Pelantikan Sekretaris Dewan Kota Palu Tanpa Persetujuan DPRD
- account_circle admin
- calendar_month Jum, 9 Jan 2026

Ketua DPRD Kota Palu, Rico A.T Djanggola, S. Kom, M.Buss. Sumber:Idtimes
IDTIMES.co.id.|Palu – Pelantikan Sekretaris Dewan Kota Palu, bersamaan Organisasi Perangkat Daerah (OPD) lainnya, yang baru saja di lantik oleh Walikota Palu Hadianto Rasyid tanggal 7 Januari 2026 menuai polemik, karena tidak mendapat persetujuan dari pimpinan DPRD kota Palu bersama seluruh Fraksi, secara kelembagaan.

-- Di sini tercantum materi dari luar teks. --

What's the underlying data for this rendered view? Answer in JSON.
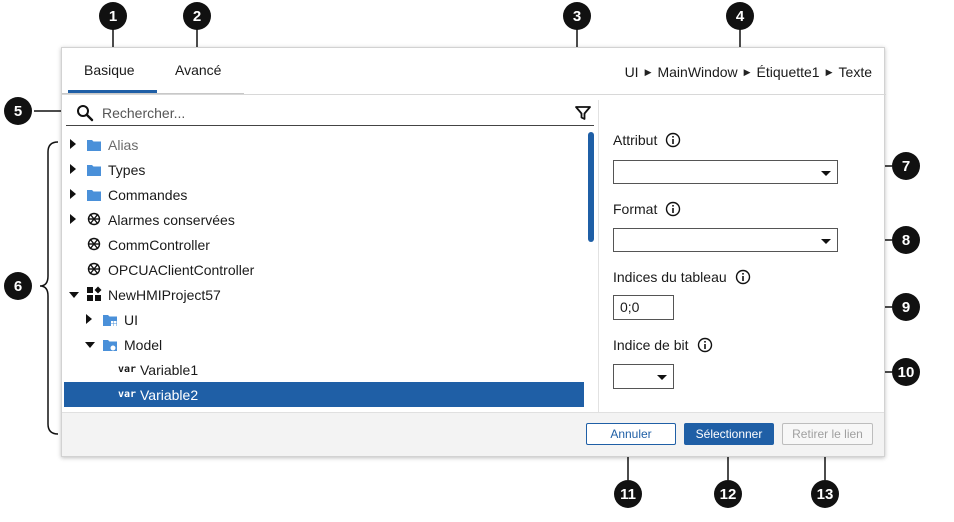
{
  "tabs": [
    {
      "label": "Basique",
      "active": true
    },
    {
      "label": "Avancé",
      "active": false
    }
  ],
  "breadcrumb": [
    "UI",
    "MainWindow",
    "Étiquette1",
    "Texte"
  ],
  "search": {
    "placeholder": "Rechercher...",
    "value": ""
  },
  "tree": [
    {
      "label": "Alias",
      "icon": "folder-icon",
      "expander": "collapsed",
      "muted": true
    },
    {
      "label": "Types",
      "icon": "folder-icon",
      "expander": "collapsed"
    },
    {
      "label": "Commandes",
      "icon": "folder-icon",
      "expander": "collapsed"
    },
    {
      "label": "Alarmes conservées",
      "icon": "network-icon",
      "expander": "collapsed"
    },
    {
      "label": "CommController",
      "icon": "network-icon",
      "expander": "none"
    },
    {
      "label": "OPCUAClientController",
      "icon": "network-icon",
      "expander": "none"
    },
    {
      "label": "NewHMIProject57",
      "icon": "project-icon",
      "expander": "expanded"
    },
    {
      "label": "UI",
      "icon": "ui-folder-icon",
      "expander": "collapsed"
    },
    {
      "label": "Model",
      "icon": "model-folder-icon",
      "expander": "expanded"
    },
    {
      "label": "Variable1",
      "tag": "var"
    },
    {
      "label": "Variable2",
      "tag": "var",
      "selected": true
    }
  ],
  "fields": {
    "attribut": {
      "label": "Attribut",
      "value": ""
    },
    "format": {
      "label": "Format",
      "value": ""
    },
    "indices": {
      "label": "Indices du tableau",
      "value": "0;0"
    },
    "bit": {
      "label": "Indice de bit",
      "value": ""
    }
  },
  "buttons": {
    "cancel": "Annuler",
    "select": "Sélectionner",
    "remove": "Retirer le lien"
  },
  "callouts": [
    "1",
    "2",
    "3",
    "4",
    "5",
    "6",
    "7",
    "8",
    "9",
    "10",
    "11",
    "12",
    "13"
  ],
  "colors": {
    "accent": "#1f5fa6",
    "folder": "#4a90d9",
    "disabled": "#a0a0a0"
  }
}
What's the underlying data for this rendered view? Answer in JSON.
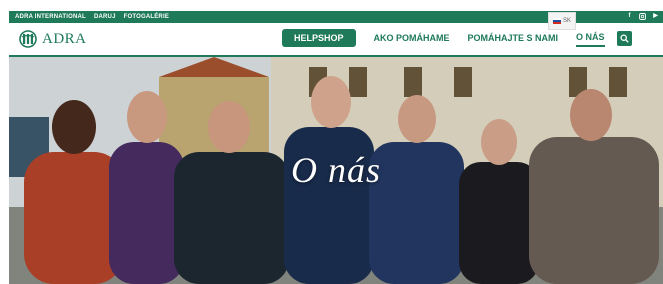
{
  "topbar": {
    "links": [
      "ADRA INTERNATIONAL",
      "DARUJ",
      "FOTOGALÉRIE"
    ],
    "social_icons": [
      "facebook-icon",
      "instagram-icon",
      "youtube-icon"
    ]
  },
  "language": {
    "code": "SK",
    "flag_colors": [
      "#ffffff",
      "#1d4fa0",
      "#d52b1e"
    ]
  },
  "logo": {
    "text": "ADRA",
    "color": "#1f7a5a"
  },
  "nav": {
    "helpshop": "HELPSHOP",
    "items": [
      "AKO POMÁHAME",
      "POMÁHAJTE S NAMI",
      "O NÁS"
    ],
    "active": "O NÁS"
  },
  "hero": {
    "title": "O nás"
  },
  "colors": {
    "brand_green": "#1f7a5a"
  }
}
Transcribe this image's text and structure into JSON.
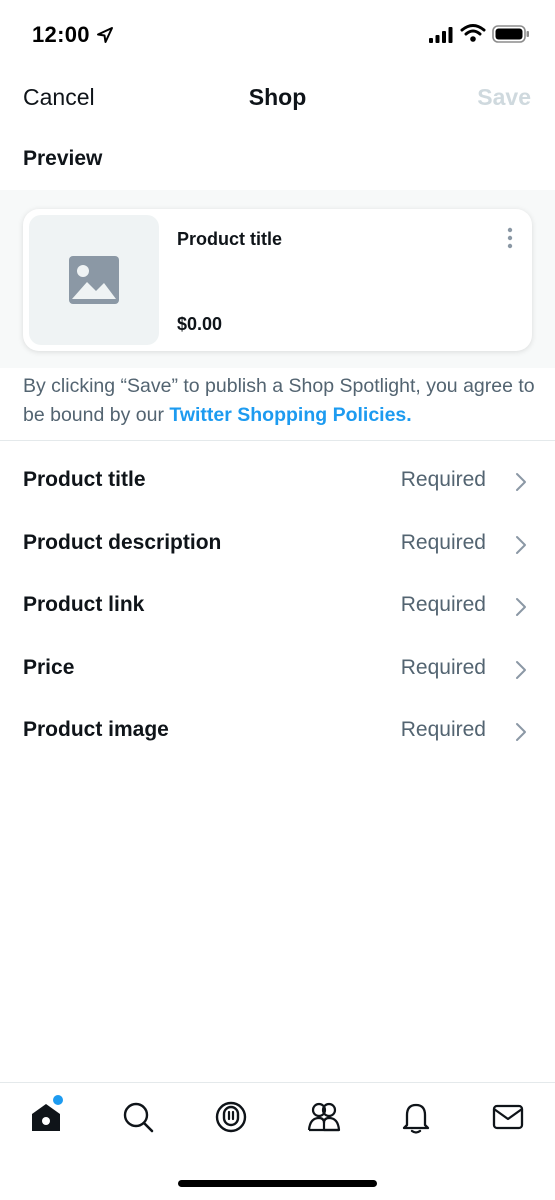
{
  "status_bar": {
    "time": "12:00"
  },
  "header": {
    "cancel_label": "Cancel",
    "title": "Shop",
    "save_label": "Save"
  },
  "preview": {
    "label": "Preview",
    "card": {
      "title": "Product title",
      "price": "$0.00"
    }
  },
  "disclaimer": {
    "text": "By clicking “Save” to publish a Shop Spotlight, you agree to be bound by our ",
    "link": "Twitter Shopping Policies."
  },
  "fields": [
    {
      "label": "Product title",
      "value": "Required"
    },
    {
      "label": "Product description",
      "value": "Required"
    },
    {
      "label": "Product link",
      "value": "Required"
    },
    {
      "label": "Price",
      "value": "Required"
    },
    {
      "label": "Product image",
      "value": "Required"
    }
  ],
  "tab_bar": {
    "tabs": [
      "home-icon",
      "search-icon",
      "spaces-icon",
      "communities-icon",
      "notifications-icon",
      "messages-icon"
    ]
  },
  "colors": {
    "accent": "#1d9bf0",
    "muted": "#536471",
    "disabled": "#cfd9de"
  }
}
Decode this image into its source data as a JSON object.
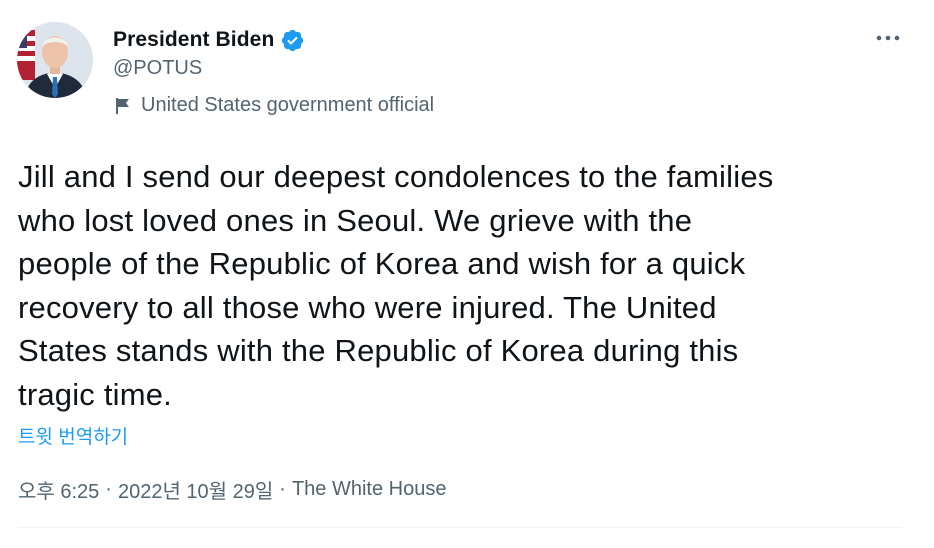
{
  "author": {
    "display_name": "President Biden",
    "handle": "@POTUS",
    "verified": true,
    "label": "United States government official"
  },
  "icons": {
    "verified": "verified-badge-icon",
    "label": "flag-icon",
    "more": "more-options-icon"
  },
  "colors": {
    "verified": "#1d9bf0",
    "link": "#1d9bf0",
    "secondary_text": "#536471",
    "primary_text": "#0f1419"
  },
  "tweet": {
    "text": "Jill and I send our deepest condolences to the families\nwho lost loved ones in Seoul. We grieve with the\npeople of the Republic of Korea and wish for a quick\nrecovery to all those who were injured. The United\nStates stands with the Republic of Korea during this\ntragic time.",
    "translate_label": "트윗 번역하기",
    "time": "오후 6:25",
    "separator": "·",
    "date": "2022년 10월 29일",
    "source": "The White House"
  }
}
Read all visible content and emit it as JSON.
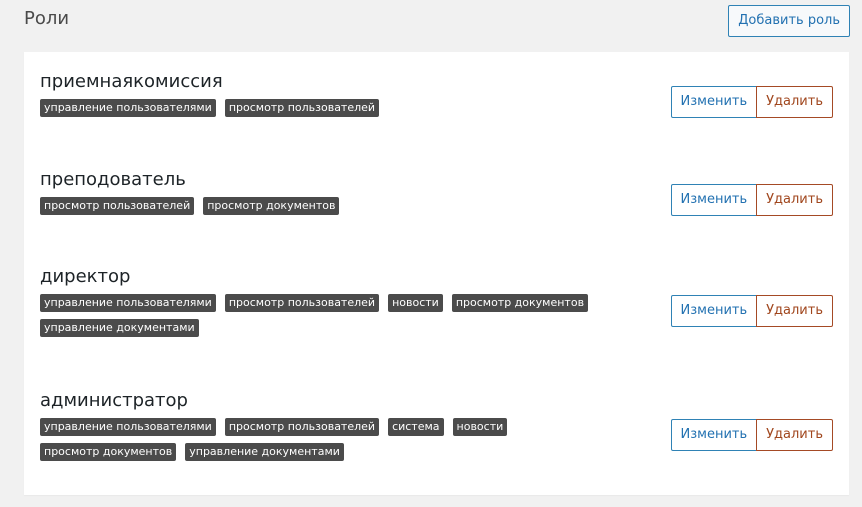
{
  "header": {
    "title": "Роли",
    "add_role_label": "Добавить роль"
  },
  "actions": {
    "edit_label": "Изменить",
    "delete_label": "Удалить"
  },
  "roles": [
    {
      "name": "приемнаякомиссия",
      "permissions": [
        "управление пользователями",
        "просмотр пользователей"
      ]
    },
    {
      "name": "преподователь",
      "permissions": [
        "просмотр пользователей",
        "просмотр документов"
      ]
    },
    {
      "name": "директор",
      "permissions": [
        "управление пользователями",
        "просмотр пользователей",
        "новости",
        "просмотр документов",
        "управление документами"
      ]
    },
    {
      "name": "администратор",
      "permissions": [
        "управление пользователями",
        "просмотр пользователей",
        "система",
        "новости",
        "просмотр документов",
        "управление документами"
      ]
    }
  ]
}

Ketua DPRD Kota Palu, Rico, A.T Djanggola, S.Kom, M.Buss kepada media online IDTIMES di ruang kerjanya kemarin (8/1/2026) mengatakan bahwa, pelantikan dan pengambilan sumpah Sekretaris Dewan Kota Palu yang baru, Nawab Kursaid, S,sos, Msi oleh walikota Palu Hadianto Rasyid, menyalahi prosedur karena tidak mendapat persetujuan DPRD Kota bersama seluruh Fraksi yang ada.
Hal ini sangat bertentangan dengan Undang-undang nomor 23 tahun 2014, pasal 125 tentang mekanisme pengusulan dan pelantikan Sekretaris Dewan.
“Secara kelembagaan DPRD Kota Palu tidak mempermasalahkan OPD-OPD yang lain yang telah dilantik, kami hanya meminta usulan kami untuk posisi Sekwan mohon dipertimbangkan,”ujar Rico Djanggola yang juga politisi Gerindra yang di Amini oleh salah seorang anggota DPRD kota dari Fraksi PDIP, Moh Haekal Ishak.
“Tolonglah suara kami juga di dengar, sebab secara kelembagaan disitu juga ada hak DPRD menentukan layak tidaknya seseorang untuk menempati posisi sebagai Sekretaris Dewan,” tambahnya.
Lanjutnya, secara kelembagaan DPRD Kota Palu akan mengirim surat kepada Walikota Palu Hadianto Rasyid, meminta untuk segera membatalkan dan meninjau kembali keputusan pelantikan Sekretaris Dewan Kota agar tidak menjadi polemik.
Penolakan ini menurut Rico Djanggola, bukan didasari atas keinginan pribadi atau orang per orang di lembaga yang terhormat ini, namun ini merupakan petunjuk serta mekanisme yang harus di jalankan di lembaga DPRD.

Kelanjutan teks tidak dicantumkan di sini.